Thank you for your help, using sent by you format statement solved the problem, all works fine. And yes we are using mgpp indexer.
 
 
Once again thank you very much.
 
 
Best regards
 
Marcin Malik, University of Podlasie Main Library, Poland
 
 
----- Original Message -----
From: xiao
Sent: Friday, June 01, 2007 11:48 AM
Subject: Re: [greenstone-users] PDF full text file and additional HTML abstract(metadata) file



On 5/31/07, Marcin Malik <maliczek1@tlen.pl> wrote:

 

I'm preparing Greenstone database of PHD thesis from our university. Full text of thesis are in PDF format and I use Unknown Plug because I don't want to convert files to HTML. But I would like to have apart from Full text PDF file also displayed additional  HTML file with just bibliographic data, abstract and author's keywords all those displayed from metadata.
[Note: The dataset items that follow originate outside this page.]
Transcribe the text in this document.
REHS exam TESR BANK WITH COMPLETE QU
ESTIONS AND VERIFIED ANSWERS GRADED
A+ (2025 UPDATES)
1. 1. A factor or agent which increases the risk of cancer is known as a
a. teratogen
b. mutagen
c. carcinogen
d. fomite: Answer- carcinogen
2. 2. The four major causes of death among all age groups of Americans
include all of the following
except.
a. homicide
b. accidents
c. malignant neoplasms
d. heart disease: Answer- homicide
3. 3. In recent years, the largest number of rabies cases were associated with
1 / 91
I can create that file and it is shown besides Full Text PDF file, only problem is that in HTML file which displays abstract and keywords from metadata  I have "this document has no text" text that I don't want to see and I don't know how to hide it. I know that this text shows up because I don't use PDF plug but i can't hide this text because command {If}{[Text] ne 'This document has no text. ',[Text]}in the DocumentText format statement doesn't work at all.


 

And this is an example of  those HTML(metadata) files:

 

------------------------------------------------------------------------------------------------------------

This document has no text.

TITLE: Funkcje osoki aloesowatej (Stratiotes aloides L.) w ekosystemie starorzecza Bugu : rozprawa doktorska / Małgorzata Strzałek ; Akademia Podlaska. Wydział Rolniczy. - 2006. - Promotor: dr hab. Lech Kufel

KYEWORDS: Bug (rzeka); ekosystem

 

 

Best Regards

 

Marcin Malik, University of Podlasie, Poland


_______________________________________________
greenstone-users mailing list
greenstone-users@list.scms.waikato.ac.nz
https://list.scms.waikato.ac.nz/mailman/listinfo/greenstone-users


Hello Marcin,

The reason why the statement {If}{[Text] ne 'This document has no text. ',[Text]} doesn't work is that, the content of [Text] does not only contain the words inside the quote. If you view the source of the web page which displays 'This document has no text. ', you'll see there are tags around the sentence: <Doc> ... </Doc>. You built your collection using the mgpp indexer (right?). MGPP indexer builds indexes based on <Doc> blocks, while mg does not. The statement in question works with mg, but not with mgpp. One way to get around the problem is to condition the statement on a real piece of metadata. Specific to your situation, since you used the unknown plugin to process the pdf files, the following can be used:
{If}{[Plugin] ne 'UnknownPlug',[Text]}

Best
xiao

--
Greenstone Digital Library
New Zealand